# Ring in center of my photos?



## mozeyonover (May 8, 2016)

Last night I went outside and took some photos of the aurora lights.
I noticed that all my photos had a ring (pretty much in the center) that spread outwards.
I just want to know how to get rid of the ring and what causes it, Thank You.

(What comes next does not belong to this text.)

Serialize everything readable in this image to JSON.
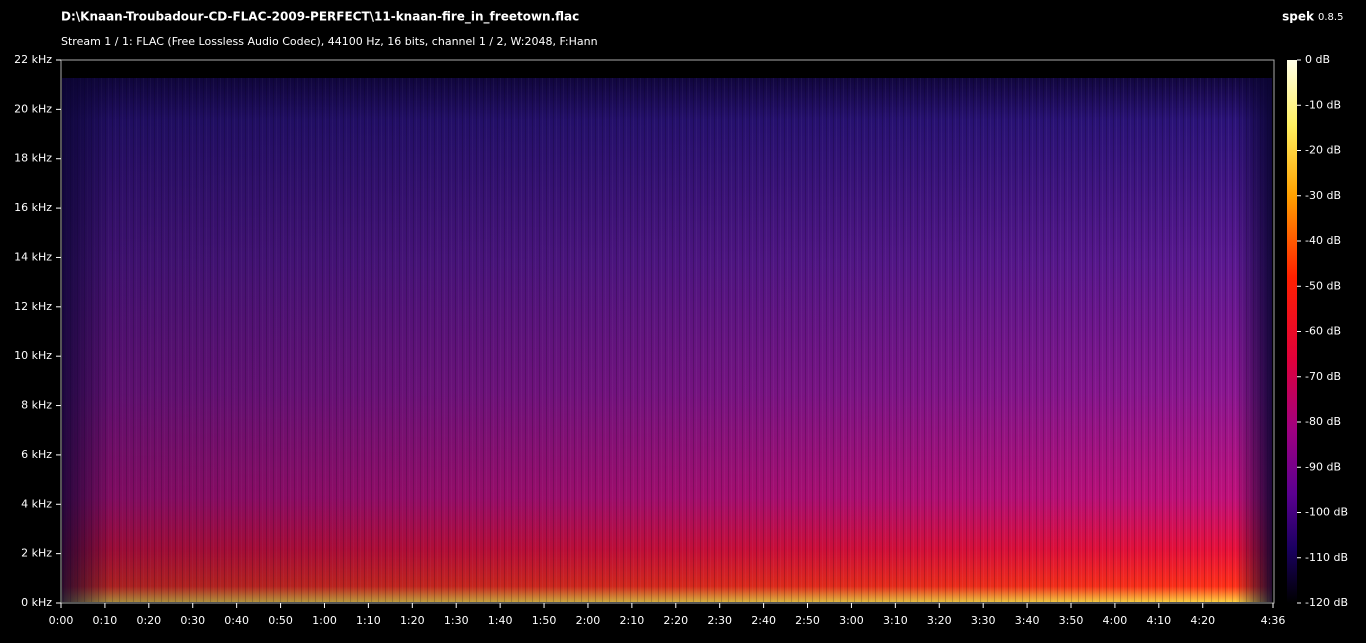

I was shooting on bulb between five and twenty seconds.
Camera: Nikon D7000
Lens: Tamron 18-50 2.8

I added a photo to this thread.


----------



## 480sparky (May 8, 2016)

Newtonian rings.


----------



## mozeyonover (May 8, 2016)

480sparky said:


> Newtonian rings.


Thank you!


----------



## KmH (May 8, 2016)

I bet you have a "protection"filter om the lens.
"Protection" filters usually cause more problems than they solve.
*Newton's rings*


----------



## astroNikon (May 8, 2016)

I thought it would have been Aliens.  

But the above 2 answers are probably much more accurate


----------



## Designer (May 8, 2016)

Ooo...Weeee...Ooooo!


----------



## KmH (May 8, 2016)

Probably UVerian Drcvclmstorn nutoids from Gamma Doradus in the Eta Corvi system. They're only 60 light years away.


----------



## dennybeall (Jun 3, 2016)

Was it a long exposure and did you cover the eyepiece?


----------